A market in perpetual reinvention
Some pastas also contain other dried fruits: cashews, almonds, praline. Some producers add pieces of lace pancakes to give crispness in the middle of the creaminess of the dough. There are therefore dozens of spreads, chocolate or not, to the point that it is impossible to list them all and even less to give their precise composition.
In addition to the number of candidates, what further complicates the analysis are the incessant changes in the compositions: palm oil replaced by sunflower, reduction in sugar, replacement of sugar by exotic sugars (cane sugar, coconut blossom sugar, palm, etc.), increase in the percentage of dried fruits, change in the composition of dried fruits (hazelnuts, almonds, walnuts, peanuts and others).
Thus, the caloric value of a spread is very variable: from 275 kcal / 100 g for those who use starchy foods, to more than 600 kcal / 100g for their counterparts with predominantly lipid constituents (remember that 1g of carbohydrates provides 4 kcal, compared to 9 kcal per 1g of fat).
Concretely, what can a sandwich give in terms of calorie intake? Bread remains the most suitable complement to the spread, because it provides between 260 and 280 kcal per 100g (a baguette is 250g); wholemeal bread is a little less caloric and provides more fiber (240-245 kcal). As for the spoonful of chocolate spread (15g for a teaspoon), its caloric intake varies according to its composition – count 80 kcal per spoonful for the market leader.
Two slices of bread with a spoonful for each slice of bread (ie 60g of bread and 30g of dough) + a glass of milk or yogurt and a piece of fruit constitutes a so-called “continental” breakfast which is rather low in protein, but acceptable.
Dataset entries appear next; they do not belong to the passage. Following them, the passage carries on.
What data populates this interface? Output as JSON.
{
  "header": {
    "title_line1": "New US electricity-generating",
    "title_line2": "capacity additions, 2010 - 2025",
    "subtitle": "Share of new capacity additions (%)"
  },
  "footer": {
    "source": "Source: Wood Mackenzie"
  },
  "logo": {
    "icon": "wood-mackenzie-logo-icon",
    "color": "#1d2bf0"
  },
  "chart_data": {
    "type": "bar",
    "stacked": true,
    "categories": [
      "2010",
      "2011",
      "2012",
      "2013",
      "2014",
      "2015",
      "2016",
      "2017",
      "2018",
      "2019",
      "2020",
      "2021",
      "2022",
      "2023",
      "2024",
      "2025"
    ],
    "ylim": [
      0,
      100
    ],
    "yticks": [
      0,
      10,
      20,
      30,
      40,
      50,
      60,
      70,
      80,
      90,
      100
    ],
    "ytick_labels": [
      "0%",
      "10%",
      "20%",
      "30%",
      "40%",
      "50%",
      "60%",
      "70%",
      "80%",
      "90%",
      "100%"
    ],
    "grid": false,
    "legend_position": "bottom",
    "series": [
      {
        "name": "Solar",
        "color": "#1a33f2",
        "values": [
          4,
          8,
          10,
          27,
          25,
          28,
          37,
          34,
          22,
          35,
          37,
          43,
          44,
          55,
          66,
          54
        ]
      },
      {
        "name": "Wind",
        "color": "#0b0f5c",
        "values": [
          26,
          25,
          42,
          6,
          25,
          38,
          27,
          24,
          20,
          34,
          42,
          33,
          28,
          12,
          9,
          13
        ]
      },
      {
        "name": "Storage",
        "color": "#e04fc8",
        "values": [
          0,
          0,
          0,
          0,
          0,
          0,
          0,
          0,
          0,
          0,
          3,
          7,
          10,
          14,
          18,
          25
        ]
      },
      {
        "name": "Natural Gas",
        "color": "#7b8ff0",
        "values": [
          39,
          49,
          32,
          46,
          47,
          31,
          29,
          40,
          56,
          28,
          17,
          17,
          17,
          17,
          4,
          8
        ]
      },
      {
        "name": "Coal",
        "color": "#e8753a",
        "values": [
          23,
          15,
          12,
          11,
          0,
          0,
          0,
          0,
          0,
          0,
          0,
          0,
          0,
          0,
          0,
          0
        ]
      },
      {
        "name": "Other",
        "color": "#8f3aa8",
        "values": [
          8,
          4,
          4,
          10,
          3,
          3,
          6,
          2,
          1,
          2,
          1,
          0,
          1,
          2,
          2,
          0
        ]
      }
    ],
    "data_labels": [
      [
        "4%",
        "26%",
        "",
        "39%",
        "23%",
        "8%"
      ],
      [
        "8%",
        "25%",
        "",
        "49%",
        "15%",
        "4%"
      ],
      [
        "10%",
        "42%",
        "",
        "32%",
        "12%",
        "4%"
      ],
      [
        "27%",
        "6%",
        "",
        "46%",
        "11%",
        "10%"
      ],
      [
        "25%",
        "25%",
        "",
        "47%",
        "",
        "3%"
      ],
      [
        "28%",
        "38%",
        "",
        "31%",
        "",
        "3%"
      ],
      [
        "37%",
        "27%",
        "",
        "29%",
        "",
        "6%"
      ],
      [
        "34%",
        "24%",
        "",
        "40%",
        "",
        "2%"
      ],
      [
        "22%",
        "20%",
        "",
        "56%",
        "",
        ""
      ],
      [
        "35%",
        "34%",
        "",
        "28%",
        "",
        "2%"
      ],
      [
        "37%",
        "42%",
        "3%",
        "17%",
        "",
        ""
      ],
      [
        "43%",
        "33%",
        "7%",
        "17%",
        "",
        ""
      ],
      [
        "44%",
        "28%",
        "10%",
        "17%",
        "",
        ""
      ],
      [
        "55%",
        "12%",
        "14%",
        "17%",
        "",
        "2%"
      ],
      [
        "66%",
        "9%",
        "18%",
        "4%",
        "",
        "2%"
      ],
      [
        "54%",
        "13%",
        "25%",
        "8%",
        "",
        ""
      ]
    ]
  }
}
In conclusion, there is no lasting recommendation possible: read the labels to compare the list of ingredients for your spreads. However, you should try to avoid the most caloric if you are a heavy consumer. Also prefer pasta with few ingredients, no added oil or additives (powdered milk, lecithin). For example, those giving pride of place to simple ingredients: cocoa and sugar from fair trade and organic, dried fruits other than hazelnuts from indicated origin (almonds, walnuts, cashews, etc.) and with a high content of oleaginous fruits.